ISRAELE E CANNABIS TERAPEUTICA. Israele infatti è uno dei Paesi più avanti dal punto di vista della cannabis e del suo studio scientifico. E’ il paese in cui il dottor Raphael Mechoulam, considerato il padre della ricerca sui cannabinoidi, ha isolato per primo il THC e dove ancora oggi continua le sue ricerche. Il governo ha da poco stanziato 20 milioni di euro per la ricerca scientifica sulla cannabis e per innovare genetiche e metodi produttivi. E’ l’unico Paese al mondo che offre la possibilità ai militari in servizio di usare la cannabis, dopo la scoperta degli ottimi risultati nel trattamento del PTSD, la sindrome da stress post traumatico.
Israele con i suoi 8 milioni di abitanti, nel 2016 contava oltre 22mila pazienti ed è previsto che arrivino a 30mila nei prossimi mesi, grazie anche alle recenti politiche governative che hanno facilitato l’accesso al farmaco; nel 2016 ne sono stati dispensati circa 400 chili al mese per un totale di circa 5 tonnellate.
L’ESEMPIO CANADESE. In Canada la cannabis è stata resa legale per uso medico nel 2001. Attualmente il sistema funziona con i produttori che chiedono la licenza statale, ed i pazienti che, dopo la registrazione, possono o recarsi nei dispensari ad acquistare la cannabis, oppure farsi consigliare le genetiche più appropriate per la propria patologia per poi coltivare in autonomia. Nel caso in cui la patologia del paziente sia debilitante a tal punto da non permettergli di coltivare, può nominare una persona a sua scelta che lo faccia al posto suo.
In Canada, dove vivono 35 milioni di persone a fronte dei nostri 60 milioni, dai 30mila pazienti registrati nel 2015, si è passati ai 100mila del 2016, per arrivare agli attuali 130mila. Nel 2014 erano 8mila.
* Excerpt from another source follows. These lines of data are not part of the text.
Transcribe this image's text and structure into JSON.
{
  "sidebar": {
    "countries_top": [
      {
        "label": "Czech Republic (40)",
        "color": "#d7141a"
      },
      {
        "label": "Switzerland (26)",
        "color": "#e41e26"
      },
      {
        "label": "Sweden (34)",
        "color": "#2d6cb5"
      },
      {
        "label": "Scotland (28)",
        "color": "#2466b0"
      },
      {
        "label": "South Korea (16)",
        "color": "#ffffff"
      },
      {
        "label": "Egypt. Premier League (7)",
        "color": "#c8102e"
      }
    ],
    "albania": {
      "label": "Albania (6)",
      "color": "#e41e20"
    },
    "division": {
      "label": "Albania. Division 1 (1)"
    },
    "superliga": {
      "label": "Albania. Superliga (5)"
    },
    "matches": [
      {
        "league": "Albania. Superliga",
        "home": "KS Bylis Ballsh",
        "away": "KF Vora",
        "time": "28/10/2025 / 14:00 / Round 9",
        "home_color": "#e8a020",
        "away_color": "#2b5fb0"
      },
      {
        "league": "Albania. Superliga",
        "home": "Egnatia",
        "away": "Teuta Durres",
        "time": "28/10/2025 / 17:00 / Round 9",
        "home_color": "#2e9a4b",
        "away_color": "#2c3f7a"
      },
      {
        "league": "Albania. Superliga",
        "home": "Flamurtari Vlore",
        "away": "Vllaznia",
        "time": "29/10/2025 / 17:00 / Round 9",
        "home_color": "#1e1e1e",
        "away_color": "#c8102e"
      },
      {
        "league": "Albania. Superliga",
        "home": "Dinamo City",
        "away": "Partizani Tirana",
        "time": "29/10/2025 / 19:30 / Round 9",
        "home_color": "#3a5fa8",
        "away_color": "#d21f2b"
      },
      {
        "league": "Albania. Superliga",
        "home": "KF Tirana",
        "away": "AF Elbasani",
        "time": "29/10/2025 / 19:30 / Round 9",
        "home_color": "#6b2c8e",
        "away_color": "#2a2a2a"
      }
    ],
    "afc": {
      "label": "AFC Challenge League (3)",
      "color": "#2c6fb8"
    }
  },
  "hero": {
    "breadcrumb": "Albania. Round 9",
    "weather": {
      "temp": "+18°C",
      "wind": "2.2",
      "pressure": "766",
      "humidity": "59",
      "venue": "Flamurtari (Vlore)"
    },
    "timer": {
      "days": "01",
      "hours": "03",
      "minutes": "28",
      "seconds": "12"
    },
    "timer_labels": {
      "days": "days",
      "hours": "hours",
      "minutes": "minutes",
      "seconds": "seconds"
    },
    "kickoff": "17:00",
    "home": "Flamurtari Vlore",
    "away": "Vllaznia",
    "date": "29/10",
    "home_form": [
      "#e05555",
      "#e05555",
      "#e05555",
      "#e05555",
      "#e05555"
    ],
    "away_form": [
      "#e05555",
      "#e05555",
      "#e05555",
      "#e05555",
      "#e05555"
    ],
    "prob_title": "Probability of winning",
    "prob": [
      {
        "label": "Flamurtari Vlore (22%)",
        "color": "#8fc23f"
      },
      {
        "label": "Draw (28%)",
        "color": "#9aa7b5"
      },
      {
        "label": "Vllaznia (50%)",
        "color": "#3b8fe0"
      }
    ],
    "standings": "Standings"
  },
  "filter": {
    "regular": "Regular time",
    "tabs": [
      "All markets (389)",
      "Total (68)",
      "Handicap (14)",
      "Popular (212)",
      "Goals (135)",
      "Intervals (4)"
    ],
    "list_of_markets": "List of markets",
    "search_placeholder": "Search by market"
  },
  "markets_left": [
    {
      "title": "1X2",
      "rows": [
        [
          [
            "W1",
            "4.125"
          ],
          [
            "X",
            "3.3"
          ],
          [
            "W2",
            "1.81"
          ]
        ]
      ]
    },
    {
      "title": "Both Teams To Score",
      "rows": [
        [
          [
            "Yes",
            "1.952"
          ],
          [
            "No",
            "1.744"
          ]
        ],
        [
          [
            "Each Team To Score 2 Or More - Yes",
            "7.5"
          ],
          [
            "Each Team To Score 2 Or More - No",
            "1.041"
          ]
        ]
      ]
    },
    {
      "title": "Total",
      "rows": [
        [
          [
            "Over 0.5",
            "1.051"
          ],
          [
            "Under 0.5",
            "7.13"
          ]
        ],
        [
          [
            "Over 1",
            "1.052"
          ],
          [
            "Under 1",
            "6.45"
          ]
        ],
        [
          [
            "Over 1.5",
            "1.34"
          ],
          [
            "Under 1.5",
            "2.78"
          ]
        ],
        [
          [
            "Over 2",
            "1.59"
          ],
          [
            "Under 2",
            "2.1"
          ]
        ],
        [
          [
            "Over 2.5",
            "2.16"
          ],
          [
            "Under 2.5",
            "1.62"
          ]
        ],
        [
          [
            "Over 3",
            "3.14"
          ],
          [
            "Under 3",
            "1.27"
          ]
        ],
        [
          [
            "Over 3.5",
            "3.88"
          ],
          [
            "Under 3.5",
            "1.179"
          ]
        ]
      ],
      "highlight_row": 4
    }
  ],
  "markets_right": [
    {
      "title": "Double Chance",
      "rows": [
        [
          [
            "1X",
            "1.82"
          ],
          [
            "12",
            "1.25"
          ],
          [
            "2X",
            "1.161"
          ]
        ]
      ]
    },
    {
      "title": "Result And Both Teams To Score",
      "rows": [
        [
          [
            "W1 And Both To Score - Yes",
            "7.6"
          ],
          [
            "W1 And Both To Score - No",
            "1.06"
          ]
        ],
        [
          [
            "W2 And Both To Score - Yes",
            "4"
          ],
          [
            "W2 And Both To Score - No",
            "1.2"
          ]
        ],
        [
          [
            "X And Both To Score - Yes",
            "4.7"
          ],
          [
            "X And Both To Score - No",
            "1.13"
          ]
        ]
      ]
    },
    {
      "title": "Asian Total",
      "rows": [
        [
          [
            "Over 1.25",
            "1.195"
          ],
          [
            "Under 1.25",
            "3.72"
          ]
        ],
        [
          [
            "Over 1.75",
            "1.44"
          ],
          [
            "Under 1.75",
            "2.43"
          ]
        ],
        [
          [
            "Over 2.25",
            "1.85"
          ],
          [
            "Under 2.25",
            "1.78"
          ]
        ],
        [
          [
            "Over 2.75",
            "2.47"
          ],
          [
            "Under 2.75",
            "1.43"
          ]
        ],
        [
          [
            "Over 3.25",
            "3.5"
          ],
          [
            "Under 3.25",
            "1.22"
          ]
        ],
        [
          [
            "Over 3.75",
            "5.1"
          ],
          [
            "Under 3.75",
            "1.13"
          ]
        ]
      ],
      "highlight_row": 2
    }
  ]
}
Per i bisogni di questi pazienti nel 2016 sono state distribuite quasi 9 tonnellate di cannabis, proveniente dai 130 produttori autorizzati, senza dimenticare quella che i pazienti si autocoltivano. Quindi in Canada ci si registra e si accede alla cannabis. La continuità terapeutica è sempre garantita ed i pazienti che non possono permettersi di acquistare la cannabis nei dispensari, hanno la possibilità di coltivarsela e di farla analizzare per rivelare eventuali presenze di muffe o batteri, facendosi poi seguire da un medico per le proprie patologie.